Manhattan Nanny said...

This job is stressful, and you are burned out. It is definitely time to move on.
I would absolutely not give the child's behavior, which they are well aware of, as a reason for leaving. This will only create bad feelings and accomplish nothing. If they ask, think of something positive. We'd all like less hours, right? I expect some will disagree with me, but I think in this situation honesty isn't the best policy.

Village said...

Make a plan and then leave. Life is too short to be miserable. Get references now; use a babysitting gig as an excuse for the request. Get a new job lined up, and then quit. Good luck.

♥ Amy Darling ♥ said...

As a nanny who had a job about five months ago where I would go home crying, then I would just give notice and move on.

I realize now that life is too short to be miserable and that no job is worth feeling so bad about.

It has been five months since I left the job and looking back on things, my only regret is that I should have left earlier.

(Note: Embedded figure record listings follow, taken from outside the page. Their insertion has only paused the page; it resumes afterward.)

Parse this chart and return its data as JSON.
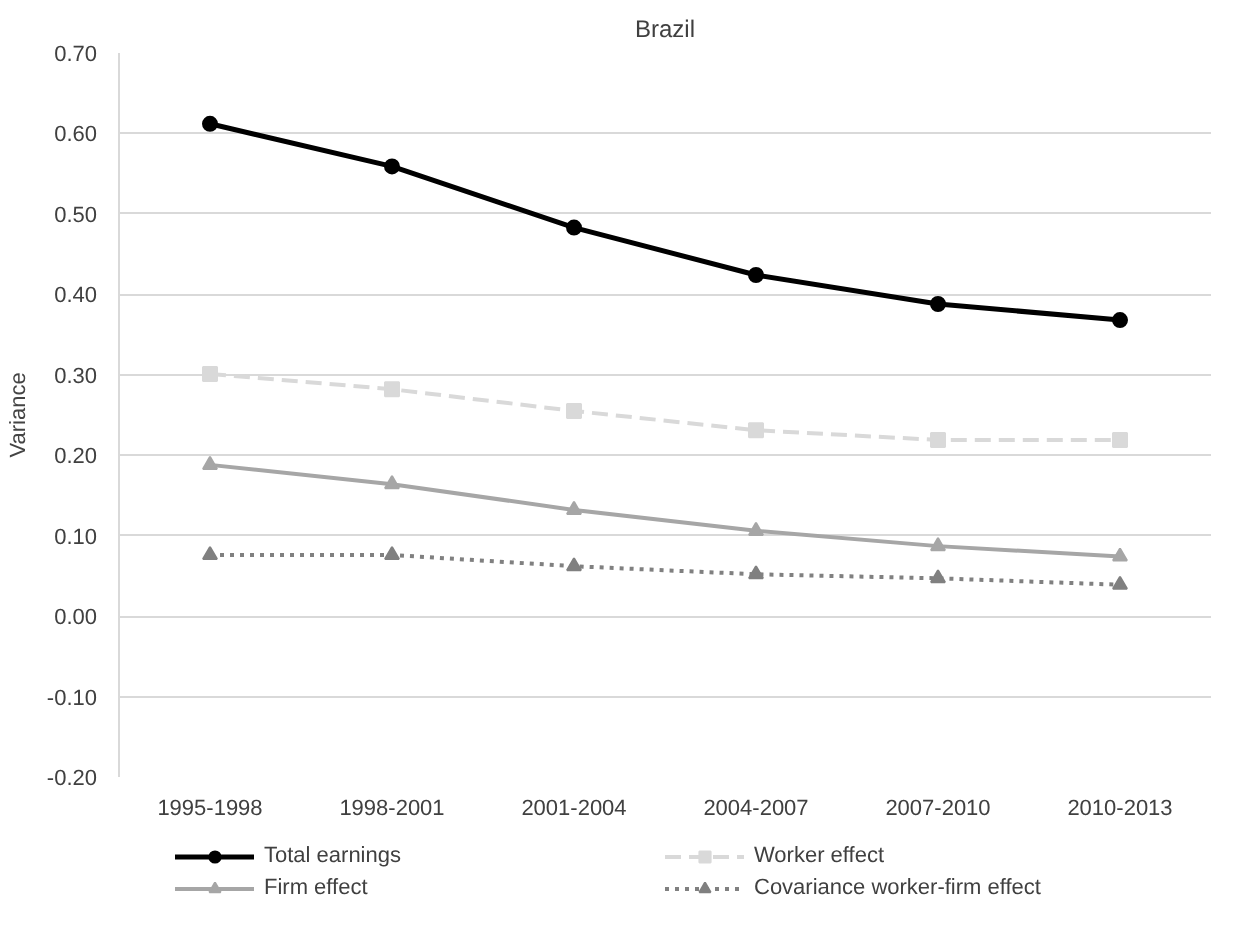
{
  "chart_data": {
    "type": "line",
    "title": "Brazil",
    "ylabel": "Variance",
    "categories": [
      "1995-1998",
      "1998-2001",
      "2001-2004",
      "2004-2007",
      "2007-2010",
      "2010-2013"
    ],
    "ylim": [
      -0.2,
      0.7
    ],
    "yticks": [
      {
        "value": -0.2,
        "label": "-0.20"
      },
      {
        "value": -0.1,
        "label": "-0.10"
      },
      {
        "value": 0,
        "label": "0.00"
      },
      {
        "value": 0.1,
        "label": "0.10"
      },
      {
        "value": 0.2,
        "label": "0.20"
      },
      {
        "value": 0.3,
        "label": "0.30"
      },
      {
        "value": 0.4,
        "label": "0.40"
      },
      {
        "value": 0.5,
        "label": "0.50"
      },
      {
        "value": 0.6,
        "label": "0.60"
      },
      {
        "value": 0.7,
        "label": "0.70"
      }
    ],
    "grid": "y",
    "legend": "bottom",
    "series": [
      {
        "name": "Total earnings",
        "color": "#000000",
        "marker": "circle",
        "line_style": "solid",
        "values": [
          0.612,
          0.559,
          0.483,
          0.424,
          0.388,
          0.368
        ]
      },
      {
        "name": "Worker effect",
        "color": "#d9d9d9",
        "marker": "square",
        "line_style": "dashed",
        "values": [
          0.301,
          0.282,
          0.255,
          0.231,
          0.219,
          0.219
        ]
      },
      {
        "name": "Firm effect",
        "color": "#a6a6a6",
        "marker": "triangle",
        "line_style": "solid",
        "values": [
          0.188,
          0.164,
          0.132,
          0.106,
          0.087,
          0.074
        ]
      },
      {
        "name": "Covariance worker-firm effect",
        "color": "#808080",
        "marker": "triangle",
        "line_style": "dotted",
        "values": [
          0.076,
          0.076,
          0.062,
          0.052,
          0.047,
          0.039
        ]
      }
    ]
  }
}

No one should have to leave work crying every day. No one.

Melanie Raye said...

It's time for you to leave. You deserve so much better.

no worries said...

I would ignore the little brat. Why are you letting a 5 yr. old kick your butt? Just continue doing your job. If MB wants to join in on the nonsense then ignore her too. Sometimes it's hard to tell who is the parent and who is the child. If you're that miserable then find another job and quit.

Beezus said...

This was happening to me! It did put me in a crabby mood thinking about dealing with what "S" would say tomorrow, but then like 'No Worries' said in a previous post, I thought to myself why am I letting a 4 year kick my butt? I decided to start keeping a journal and to text MB when we were going certain places to make her aware of what exactly we were doing. I also like to snap a photo here and there when we we're out and about of the 3 of us doing something together and send it to Mom. I hate to think of it as proof, but a picture does say a 1000 words. Thankfully "S" hasn't fibbed to mom in a while.
But.... If you really feel like you're done, then go with your gut and be done!
It will truly make you happiest.
I've tried to go out of my way to make a couple of my nanny jobs work out in the past and I was never totally happy while doing that-it just always felt forced. So if it's not a good match, so be it. Get a good reference while you can and find a new awesome job. Good luck!

JaqAndGus said...

I think that the texting of outing updates and pictures is a really good idea. Not only for the reasons that have been said, but also because you mentioned that M.B and D.B will do anything to be apart of their boys day. I'm sure they would really appreciate the updates and photos. It also gives them something to talk about with the 5 y.o. when they get home. Instead of "What did you do with nanny today?""She dressed me weird and it made me upset." you might get "Did you have fun seeing the bears at the zoo today?""Yea there was these two baby ones that were wrestling!"